SIAK ||Menanggapi pemberitaan yang beredar di salah satu media daring terkait dugaan keterlibatan Letda Inf Dedi Yondri dalam aktivitas bisnis BBM ilegal, sebagaimana disampaikan oleh seorang wartawan berinisial Arifin pada 28 Desember 2025, dengan ini disampaikan klarifikasi resmi sebagai bentuk pelurusan informasi kepada publik.

Perlu ditegaskan bahwa Letda Inf Dedi Yondri tidak terlibat dan tidak pernah ikut serta dalam aktivitas bisnis BBM dalam bentuk apa pun, termasuk dugaan pengoplosan BBM jenis Pertalite sebagaimana yang diberitakan. Informasi yang menyebutkan adanya keterkaitan, dukungan, atau keterlibatan terhadap pihak tertentu dalam aktivitas tersebut adalah tidak benar, menyesatkan, dan tidak dapat dipertanggungjawabkan secara hukum.
Terkait pernyataan Arifin yang mengaku menerima panggilan telepon dari oknum TNI serta merekam percakapan yang diklaim melibatkan Letda Inf Dedi Yondri, perlu ditegaskan bahwa klaim tersebut bersifat sepihak dan hingga saat ini tidak pernah dibuktikan secara sah melalui mekanisme hukum, penyelidikan resmi, maupun klarifikasi institusional. Tidak terdapat satu pun bukti valid yang menunjukkan keterlibatan Letda Inf Dedi Yondri dalam aktivitas ilegal sebagaimana dituduhkan.

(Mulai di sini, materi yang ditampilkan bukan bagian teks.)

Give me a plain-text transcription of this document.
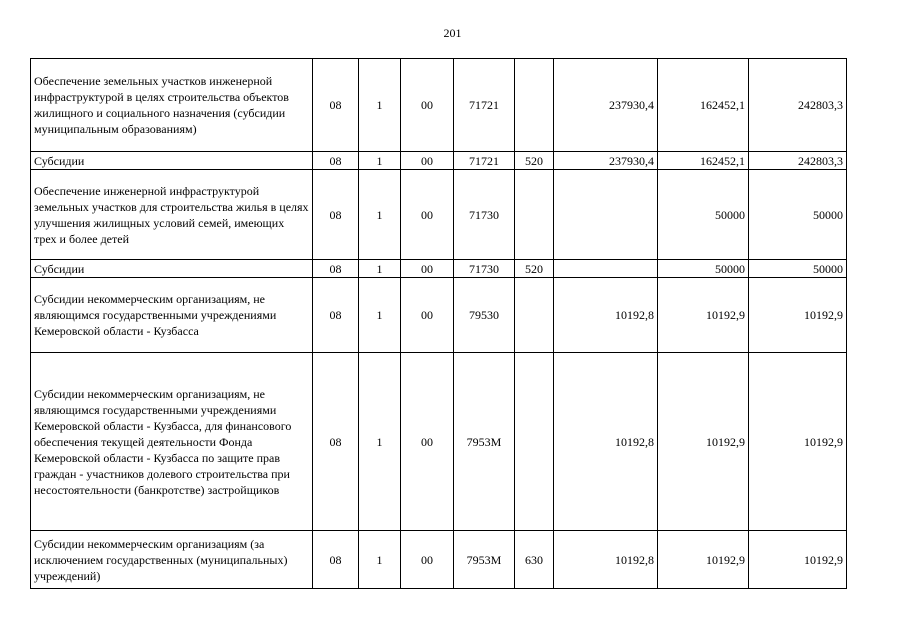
201
Обеспечение земельных участков инженерной инфраструктурой в целях строительства объектов жилищного и социального назначения (субсидии муниципальным образованиям)	08	1	00	71721		237930,4	162452,1	242803,3
Субсидии	08	1	00	71721	520	237930,4	162452,1	242803,3
Обеспечение инженерной инфраструктурой земельных участков для строительства жилья в целях улучшения жилищных условий семей, имеющих трех и более детей	08	1	00	71730			50000	50000
Субсидии	08	1	00	71730	520		50000	50000
Субсидии некоммерческим организациям, не являющимся государственными учреждениями Кемеровской области - Кузбасса	08	1	00	79530		10192,8	10192,9	10192,9
Субсидии некоммерческим организациям, не являющимся государственными учреждениями Кемеровской области - Кузбасса, для финансового обеспечения текущей деятельности Фонда Кемеровской области - Кузбасса по защите прав граждан - участников долевого строительства при несостоятельности (банкротстве) застройщиков	08	1	00	7953М		10192,8	10192,9	10192,9
Субсидии некоммерческим организациям (за исключением государственных (муниципальных) учреждений)	08	1	00	7953М	630	10192,8	10192,9	10192,9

Adapun upaya konfirmasi yang disebut dilakukan melalui aplikasi WhatsApp namun tidak mendapatkan respons, tidak dapat dijadikan dasar pembenaran atas tuduhan serius, terlebih yang berpotensi mencemarkan nama baik seseorang. Setiap individu memiliki hak untuk memberikan keterangan melalui jalur resmi, waktu, dan mekanisme yang tepat, khususnya dalam perkara yang menyangkut tuduhan pidana dan reputasi pribadi.

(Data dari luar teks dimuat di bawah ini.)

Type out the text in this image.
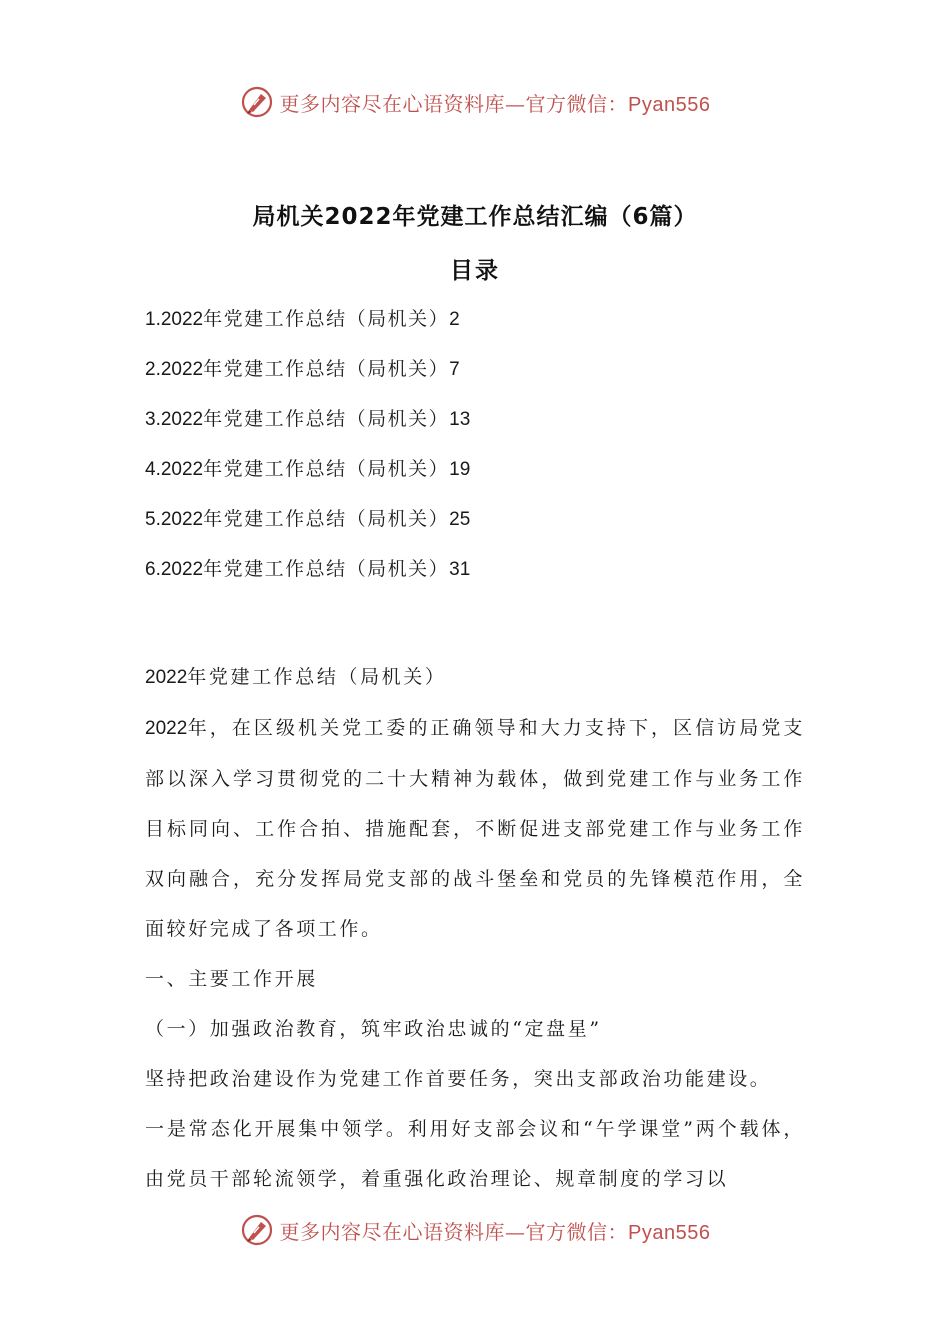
更多内容尽在心语资料库—官方微信：Pyan556
局机关2022年党建工作总结汇编（6篇）
目录
1.2022年党建工作总结（局机关）2
2.2022年党建工作总结（局机关）7
3.2022年党建工作总结（局机关）13
4.2022年党建工作总结（局机关）19
5.2022年党建工作总结（局机关）25
6.2022年党建工作总结（局机关）31

2022年党建工作总结（局机关）

2022年，在区级机关党工委的正确领导和大力支持下，区信访局党支部以深入学习贯彻党的二十大精神为载体，做到党建工作与业务工作目标同向、工作合拍、措施配套，不断促进支部党建工作与业务工作双向融合，充分发挥局党支部的战斗堡垒和党员的先锋模范作用，全面较好完成了各项工作。

一、主要工作开展

（一）加强政治教育，筑牢政治忠诚的“定盘星”

坚持把政治建设作为党建工作首要任务，突出支部政治功能建设。

一是常态化开展集中领学。利用好支部会议和“午学课堂”两个载体，由党员干部轮流领学，着重强化政治理论、规章制度的学习以

更多内容尽在心语资料库—官方微信：Pyan556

Perlu dipahami bahwa Tentara Nasional Indonesia (TNI) menjunjung tinggi nilai integritas, profesionalisme, dan keteladanan. Setiap prajurit terikat pada aturan hukum, disiplin militer, serta kode etik yang ketat. Oleh karena itu, setiap tuduhan terhadap prajurit TNI harus didasarkan pada fakta, bukti yang sah, dan proses hukum yang jelas, bukan asumsi maupun opini sepihak.
Kodim 0322/Siak pada prinsipnya terbuka terhadap klarifikasi dan siap menindaklanjuti setiap informasi yang valid dan dapat dipertanggungjawabkan sesuai ketentuan yang berlaku, demi menjaga kepercayaan masyarakat terhadap institusi TNI. Namun demikian, masyarakat dan insan pers juga diharapkan menjunjung tinggi asas praduga tak bersalah serta etika jurnalistik dalam menyampaikan informasi kepada publik.
Dengan disampaikannya klarifikasi ini, diharapkan tidak terjadi kesalahpahaman di tengah masyarakat, serta nama baik Letda Inf Dedi Yondri dan institusi TNI tetap terjaga.